Review lens (separate pass): because the experiment deletes each cell's
worktree, the produced code is not retained. For the review-grade lens, one
build-stage solution per (arm × large task) was regenerated and kept with the
harness's exact arm prompts (/tmp/gen_solutions.py), then graded by the 6-agent
review panel; results are in
data/3sizes-review-findings.json.
Fix landed: the mutation/coverage test runs had no wall-clock cap, so a
mutation that turned a roman-numeral subtractive loop infinite hung pytest
forever and stalled the whole cell. The runner now wraps every agent/mutant test
invocation in a timeout (PYTEST_TIMEOUT, 30 s), treating a timed-out run as a
failed run.
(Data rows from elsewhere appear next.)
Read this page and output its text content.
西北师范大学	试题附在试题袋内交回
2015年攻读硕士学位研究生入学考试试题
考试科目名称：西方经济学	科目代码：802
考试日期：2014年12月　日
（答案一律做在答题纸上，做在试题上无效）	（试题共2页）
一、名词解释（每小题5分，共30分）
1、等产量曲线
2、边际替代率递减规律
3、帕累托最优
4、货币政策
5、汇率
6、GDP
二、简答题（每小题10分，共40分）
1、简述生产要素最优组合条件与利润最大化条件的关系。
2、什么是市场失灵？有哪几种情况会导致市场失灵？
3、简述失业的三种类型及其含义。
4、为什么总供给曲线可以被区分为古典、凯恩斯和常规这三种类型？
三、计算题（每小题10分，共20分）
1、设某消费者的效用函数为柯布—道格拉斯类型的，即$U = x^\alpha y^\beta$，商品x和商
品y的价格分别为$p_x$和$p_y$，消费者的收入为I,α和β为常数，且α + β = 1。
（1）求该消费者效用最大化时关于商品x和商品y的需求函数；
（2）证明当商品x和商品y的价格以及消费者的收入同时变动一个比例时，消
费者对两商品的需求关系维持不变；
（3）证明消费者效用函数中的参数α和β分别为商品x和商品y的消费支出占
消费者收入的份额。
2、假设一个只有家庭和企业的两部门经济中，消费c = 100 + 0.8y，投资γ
The two affected cells were re-run cleanly under the fix; the final
data set has 0 timeouts and 0 errors across all 192 cells.
Reproducibility¶
pip install coverage pytest
TPL=/tmp/build-home-tpl; mkdir -p "$TPL/.claude"
cp ~/.claude/settings.json "$TPL/.claude/"; cp -r ~/.claude/plugins "$TPL/.claude/"
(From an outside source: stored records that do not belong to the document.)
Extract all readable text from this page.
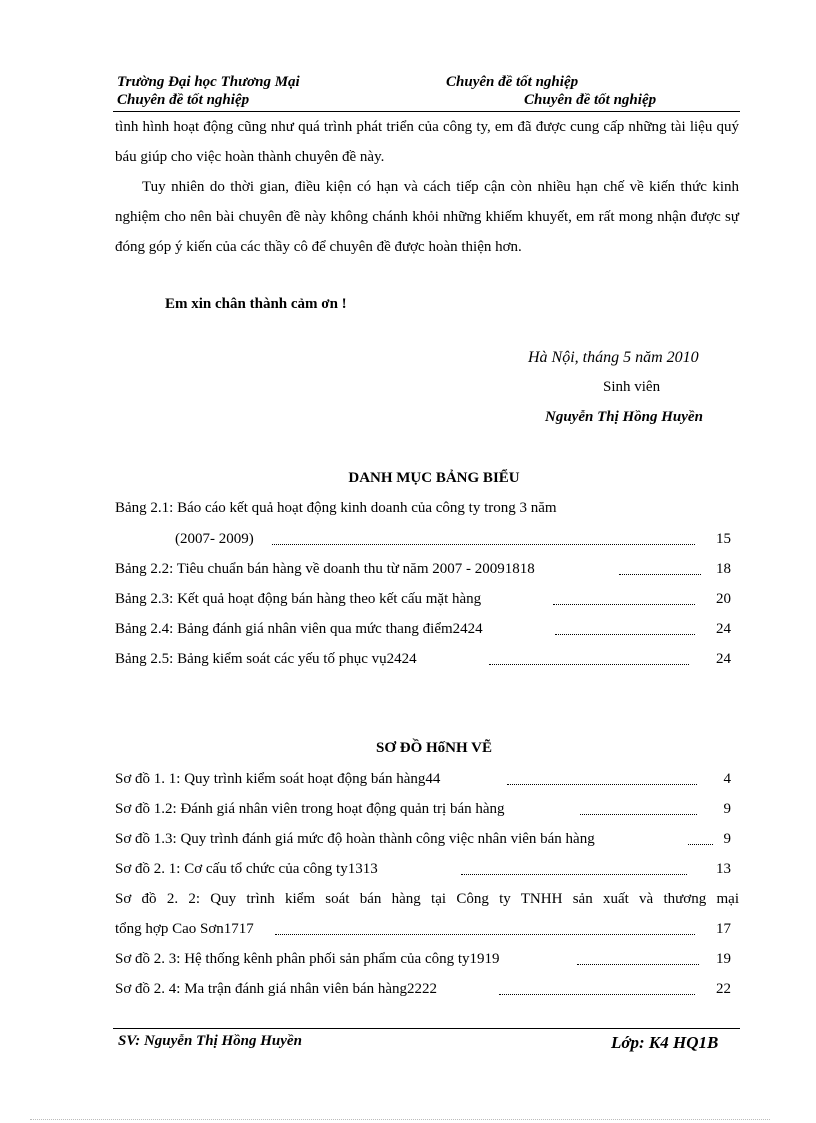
Trường Đại học Thương Mại	Chuyên đề tốt nghiệp
Chuyên đề tốt nghiệp	Chuyên đề tốt nghiệp

tình hình hoạt động cũng như quá trình phát triển của công ty, em đã được cung cấp những tài liệu quý báu giúp cho việc hoàn thành chuyên đề này.

Tuy nhiên do thời gian, điều kiện có hạn và cách tiếp cận còn nhiều hạn chế về kiến thức kinh nghiệm cho nên bài chuyên đề này không chánh khỏi những khiếm khuyết, em rất mong nhận được sự đóng góp ý kiến của các thầy cô để chuyên đề được hoàn thiện hơn.

Em xin chân thành cảm ơn !
Hà Nội, tháng 5 năm 2010
Sinh viên
Nguyễn Thị Hồng Huyền
DANH MỤC BẢNG BIỂU
Bảng 2.1: Báo cáo kết quả hoạt động kinh doanh của công ty trong 3 năm
(2007- 2009)	15
Bảng 2.2: Tiêu chuẩn bán hàng về doanh thu từ năm 2007 - 20091818	18
Bảng 2.3: Kết quả hoạt động bán hàng theo kết cấu mặt hàng	20
Bảng 2.4: Bảng đánh giá nhân viên qua mức thang điểm2424	24
Bảng 2.5: Bảng kiểm soát các yếu tố phục vụ2424	24
SƠ ĐỒ HốNH VẼ
Sơ đồ 1. 1: Quy trình kiểm soát hoạt động bán hàng44	4
Sơ đồ 1.2: Đánh giá nhân viên trong hoạt động quản trị bán hàng	9
Sơ đồ 1.3: Quy trình đánh giá mức độ hoàn thành công việc nhân viên bán hàng	9
Sơ đồ 2. 1: Cơ cấu tổ chức của công ty1313	13
Sơ đồ 2. 2: Quy trình kiểm soát bán hàng tại Công ty TNHH sản xuất và thương mại
tổng hợp Cao Sơn1717	17
Sơ đồ 2. 3: Hệ thống kênh phân phối sản phẩm của công ty1919	19
Sơ đồ 2. 4: Ma trận đánh giá nhân viên bán hàng2222	22
SV: Nguyễn Thị Hồng Huyền	Lớp: K4 HQ1B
# per size, per task: instruction arms @3 trials + build-pipeline @2 trials
python3 scripts/run_tdd_experiment.py --arm test-first --arm test-after \
--only "<task>" --trials 3 --model claude-sonnet-4-6 --out small.jsonl
python3 scripts/run_tdd_experiment.py --arm build-pipeline \
--only "<task>" --trials 2 --model claude-sonnet-4-6 \
--build-home-template /tmp/build-home-tpl --out small_build.jsonl
python3 scripts/analyze_tdd_experiment.py \
--data data/3sizes-small-sonnet-2026-06-22.jsonl \
--data data/tdd-largetask-sonnet-2026-06-21.json \
--data data/3sizes-large-sonnet-2026-06-22.jsonl \
--json data/3sizes-3arms-summary.json
Recommendation¶
- For cost and correctness, the workflow is a cost lever, not a quality lever. Across 18 tasks and a fixed strong model, no workflow produced more-correct or better-covered/mutation-tested code; on those axes they differed only in price.
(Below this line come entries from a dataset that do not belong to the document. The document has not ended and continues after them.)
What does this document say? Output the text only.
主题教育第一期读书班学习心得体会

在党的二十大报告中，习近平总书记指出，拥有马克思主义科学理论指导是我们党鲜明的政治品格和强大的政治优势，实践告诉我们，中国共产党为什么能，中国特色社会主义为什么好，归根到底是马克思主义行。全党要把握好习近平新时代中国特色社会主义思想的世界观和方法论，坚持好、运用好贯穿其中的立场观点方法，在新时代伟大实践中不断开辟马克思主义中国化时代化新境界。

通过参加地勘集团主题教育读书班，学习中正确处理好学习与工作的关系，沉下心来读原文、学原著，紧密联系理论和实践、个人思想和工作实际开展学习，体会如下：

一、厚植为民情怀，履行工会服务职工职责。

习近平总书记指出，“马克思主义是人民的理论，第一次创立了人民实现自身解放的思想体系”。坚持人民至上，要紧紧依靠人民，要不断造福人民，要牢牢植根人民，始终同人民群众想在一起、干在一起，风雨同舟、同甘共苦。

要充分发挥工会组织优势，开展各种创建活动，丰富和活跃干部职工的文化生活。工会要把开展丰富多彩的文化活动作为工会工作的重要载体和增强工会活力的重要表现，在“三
- But review-grade quality is the exception, and it favors the pipeline. On
the large tier the
/plan→/buildpipeline's code carried the lowest review-grade defect density (cleaner on 5/6 tasks vs both hand-driven arms). Combined with its premium shrinking to ~1.3× on large work, this strengthens the case for the pipeline on large, multi-file features: you pay a third more and get measurably cleaner structure (directionally; n=6) at equal correctness. On small/medium katas the pipeline is still a 2.6–4.7× tax for code the review agents barely fault either way — hard to justify there. - Default to writing the code and testing it for small/medium work. test-after is the cheapest arm everywhere and its code is no worse than test-first's on review (slightly better, in fact). Strict test-first is never cheaper and drew the most review findings here — use it for its design/iteration discipline, not an expectation of cheaper, better-tested, or cleaner output at this model strength.
- Next: the most interesting and least-settled result is the review-grade edge for the pipeline. A powered follow-up — multiple trials per (arm × task), several review passes averaged to beat reviewer variance, and ideally a human-graded subset — would confirm or kill it. The coverage/mutation axis, by contrast, needs harder tasks (where coverage drops further) or a longer change-chain to separate the arms at all; that, not more katas, is where any test-quality difference would surface.